2. Histamin, Gluten, Laktose und Co….

Oft wurde es mir angeraten, nun mache ich es wahr: Ich schreibe ein Kochbuch. Und springe damit auf den Zug der „Ohne alles“-Bewegung auf. Denn ich leide unter sogenannten Modekrankheiten: Histamin-Fruktose-Laktose-Intoleranz, Hashimoto.
Glaubt man den zahlreichen Zeitungsartikeln zum Thema, denken sich irgendwelche Mittehipsterbobos oder wie auch immer man das nennt, sich in ihren schicken Altbauwohnungen Krankheiten aus, weil ihnen so langweilig ist. Und sie verzichten auf leckere Lebensmittel weil sie das irgendwie besonders macht. Solche Texte machen mich wütend. Denn an diesen Krankheiten ist nun wirklich nichts, aber auch gar nichts glamourös. Es sei denn, man findet Darmprobleme, Über-oder Untergewicht, Verzicht und soziale Isolierung irgendwie glamourös. Natürlich gibt es diese Leute, das will ich gar nicht in Abrede stellen. Ich habe allerdings eher Menschen getroffen, die unter ihren Krankheiten leiden. Und die froh sind, sich endlich in Internetforen darüber austauschen zu können, Mit Ärzten zu reden, die sich dieser Nischenthemen angenommen haben und mit wissenschaftlich fundierten Erkenntnissen helfen wollen. Ernährung spielt bei diesen Krankheiten die entscheidende Rolle. Ich bin ein totaler Genussmensch, habe Currywurst, Burger und Pasta geliebt, gern Alkohol getrunken und Kaffee wie Wasser konsumiert. Ich wollte auf nichts verzichten und habe nach einem Weg gesucht, mein altes Ich nur minimal abzuändern…und deshalb heißt mein Buch: Lieblingsessen. Ich habe Rezepte, mit denen ich Gäste und mich selbst bekocht habe, leicht abgewandelt. Bei diesem Thema ist es mir wirlich wichtig, zu betonen, wie gut es für Betroffene ist, endlich aus ihren Nischen herauskommen zu können. Ich habe manchmal das Gefühl, wir Kranken sind diejenigen, die schon lange wissen, dass die Erde keine Scheibe ist, während die Welt um uns herum das erst langsam begreift. Und egal wie viele Journalisten noch immer wütend dagegen anschreiben, können auch sie sich nicht ewig gegen die Realität stellen. Dazu muss man kein Verschwörungstheoretiker sein.(Denn auch die gibt es leider zahlreich in diversen Internetforen zu diesem Thema) Es genügt, sich an die moderne Wissenschaft zu halten.
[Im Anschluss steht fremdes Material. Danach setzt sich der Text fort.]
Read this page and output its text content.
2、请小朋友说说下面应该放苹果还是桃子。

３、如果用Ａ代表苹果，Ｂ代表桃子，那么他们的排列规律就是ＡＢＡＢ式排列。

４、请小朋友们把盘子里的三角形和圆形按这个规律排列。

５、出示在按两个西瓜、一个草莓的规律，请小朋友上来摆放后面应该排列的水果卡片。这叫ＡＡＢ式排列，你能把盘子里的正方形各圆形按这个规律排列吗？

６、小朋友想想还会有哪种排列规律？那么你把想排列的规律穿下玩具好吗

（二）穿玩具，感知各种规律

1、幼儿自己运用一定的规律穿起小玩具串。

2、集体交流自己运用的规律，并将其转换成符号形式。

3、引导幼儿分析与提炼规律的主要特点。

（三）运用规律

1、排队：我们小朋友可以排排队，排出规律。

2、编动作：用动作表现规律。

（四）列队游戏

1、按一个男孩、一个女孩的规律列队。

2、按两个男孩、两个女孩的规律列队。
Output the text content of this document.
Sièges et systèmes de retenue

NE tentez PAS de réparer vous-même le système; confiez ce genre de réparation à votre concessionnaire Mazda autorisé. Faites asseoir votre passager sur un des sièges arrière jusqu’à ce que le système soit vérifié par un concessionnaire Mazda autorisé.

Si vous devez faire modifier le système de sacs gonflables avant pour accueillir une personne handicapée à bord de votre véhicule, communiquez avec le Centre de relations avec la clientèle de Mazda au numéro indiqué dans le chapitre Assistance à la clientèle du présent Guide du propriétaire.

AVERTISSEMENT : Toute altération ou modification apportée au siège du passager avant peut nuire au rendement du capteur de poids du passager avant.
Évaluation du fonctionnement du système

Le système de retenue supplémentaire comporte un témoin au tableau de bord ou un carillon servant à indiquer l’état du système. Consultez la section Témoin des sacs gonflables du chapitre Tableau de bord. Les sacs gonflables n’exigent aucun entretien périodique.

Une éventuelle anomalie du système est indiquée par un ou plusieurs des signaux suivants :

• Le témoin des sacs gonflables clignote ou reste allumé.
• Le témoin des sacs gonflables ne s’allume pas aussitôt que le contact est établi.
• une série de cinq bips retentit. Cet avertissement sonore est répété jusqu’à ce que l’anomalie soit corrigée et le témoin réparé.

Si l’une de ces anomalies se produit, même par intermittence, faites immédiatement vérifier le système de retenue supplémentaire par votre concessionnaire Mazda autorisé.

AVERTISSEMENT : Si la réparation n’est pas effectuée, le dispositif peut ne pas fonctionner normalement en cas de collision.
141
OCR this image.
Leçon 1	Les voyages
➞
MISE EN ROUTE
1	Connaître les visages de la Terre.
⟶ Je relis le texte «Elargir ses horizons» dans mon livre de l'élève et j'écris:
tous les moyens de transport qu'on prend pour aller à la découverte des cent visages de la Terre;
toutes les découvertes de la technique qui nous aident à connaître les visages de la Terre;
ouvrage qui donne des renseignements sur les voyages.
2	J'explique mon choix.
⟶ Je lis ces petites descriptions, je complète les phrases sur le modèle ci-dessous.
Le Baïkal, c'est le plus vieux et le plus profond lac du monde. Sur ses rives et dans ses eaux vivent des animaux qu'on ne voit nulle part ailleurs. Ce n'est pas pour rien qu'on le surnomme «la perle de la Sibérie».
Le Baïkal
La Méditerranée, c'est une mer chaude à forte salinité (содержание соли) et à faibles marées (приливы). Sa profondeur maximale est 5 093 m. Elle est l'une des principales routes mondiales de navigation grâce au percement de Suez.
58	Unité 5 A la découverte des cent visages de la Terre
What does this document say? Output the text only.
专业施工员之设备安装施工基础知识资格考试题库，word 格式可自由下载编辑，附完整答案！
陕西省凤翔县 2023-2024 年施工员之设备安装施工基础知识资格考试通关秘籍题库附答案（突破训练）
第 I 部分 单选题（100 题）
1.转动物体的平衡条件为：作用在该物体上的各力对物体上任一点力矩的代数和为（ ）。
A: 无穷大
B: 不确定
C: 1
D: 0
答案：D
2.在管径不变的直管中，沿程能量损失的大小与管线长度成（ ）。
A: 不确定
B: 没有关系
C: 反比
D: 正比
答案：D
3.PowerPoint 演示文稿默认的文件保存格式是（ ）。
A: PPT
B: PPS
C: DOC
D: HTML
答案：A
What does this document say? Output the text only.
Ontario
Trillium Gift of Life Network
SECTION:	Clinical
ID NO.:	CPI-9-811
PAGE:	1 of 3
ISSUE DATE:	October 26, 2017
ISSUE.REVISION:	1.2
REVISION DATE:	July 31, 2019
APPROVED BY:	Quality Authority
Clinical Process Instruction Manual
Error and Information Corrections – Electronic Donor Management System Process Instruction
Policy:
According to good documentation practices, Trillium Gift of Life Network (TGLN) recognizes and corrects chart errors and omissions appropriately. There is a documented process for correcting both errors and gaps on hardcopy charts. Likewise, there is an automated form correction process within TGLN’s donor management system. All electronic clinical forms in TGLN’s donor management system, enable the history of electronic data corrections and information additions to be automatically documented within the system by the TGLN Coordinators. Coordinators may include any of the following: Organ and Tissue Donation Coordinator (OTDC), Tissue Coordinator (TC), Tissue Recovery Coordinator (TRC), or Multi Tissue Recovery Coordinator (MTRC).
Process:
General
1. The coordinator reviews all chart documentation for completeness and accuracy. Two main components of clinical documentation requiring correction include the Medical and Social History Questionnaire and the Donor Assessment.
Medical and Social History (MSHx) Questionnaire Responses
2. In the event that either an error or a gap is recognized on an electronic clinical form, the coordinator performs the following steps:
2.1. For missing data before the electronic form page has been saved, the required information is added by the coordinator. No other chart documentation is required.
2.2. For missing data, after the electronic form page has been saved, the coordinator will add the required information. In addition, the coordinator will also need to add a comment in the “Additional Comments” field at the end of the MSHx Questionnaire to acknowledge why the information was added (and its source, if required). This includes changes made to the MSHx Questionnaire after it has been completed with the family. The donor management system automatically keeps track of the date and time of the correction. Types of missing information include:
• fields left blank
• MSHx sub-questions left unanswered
Wer krank ist, erlebt so etwas ganz unmittelbar, unfreiwillig. Unsere Erkenntnisse über den menschlichen Körper sind noch sehr gering.

3. Feminismus

Nach einem Gespräch mit männlichen Freunden und Bekannten aus der Hip-Hop-Welt, entstand mein Text „Barbara“. und „Frauen.“ Ich schreibe in diesen Texten einfach auf, was diese Männer so sagen, wenn sie sich unbeobachtet glauben. Sie würden das anders formulieren, wenn jemand zuhört. Alternative und intellektuelle Zuhörer rümpften die Nase, denn zu diesen Prolls gehörten sie natürlich nicht. Irrtum. Auch sie habe ich in diesen Texten zitiert. Denn einen Unterschied habe ich zwischen diesen beiden „Gruppen“ nicht feststellen können. Na gut, die erste Gruppe trug Tattos und Goldkettchen, die zweite Nerdbrille und ironisches T-Shirt. Der Frauenhass war gleichermaßen ausgeprägt. In diesen Momenten entstanden wütende, satirische Texte. Und diese Momente machten mir klar, dass ich ja wohl irgendwie anders ticke. Denn andere Frauen fanden ja nichts dabei. Sie zogen mit ihren Freunden über „Schlampen“ her, sie liessen sich ganz cool und freiwillig schlecht behandeln, sie wurden nicht gesehen und wollten sich selbst nicht sehen. Sie lächelten ihren schlau daherredenden Freunden bewundernd zu, und hauchten mit Feenstimmchen nachdenkliche SingerSongwriterliedchen über die Welt die solche Angst macht, über Blumenwiesen, Kinderlachen und Love. Und dass sie in Love with the bad Boy sind und so herrlich suizidal leiden wie Lana del Rey. Und die Möchtegernbadboys lachten. Mit Goldzähnen und Zahnstocher, oder mit dem selbstironischem Lächeln des intellektuellen Denkers, dessen vom Kaffeekonsum gelb verfärbten Zähne, er hinter seinem Hipsterbart versteckt. ich habe Frauenhass erlebt, gesehen, ständig. Frauen gegegen Frauen, Männer gegen Frauen, Frauen gegen Männer. Deshalb musste ich ein Buch darüber schreiben. Und bei all dem Quatsch, der ja wirklich in all den feministischen Blogs und Artikeln abgesondert wird, finde ich auch viele gute Texte, die all das beschreiben, was ich seit Jahren nur im privaten Kreis besprechen konnte. Manchmal nicht mal dort.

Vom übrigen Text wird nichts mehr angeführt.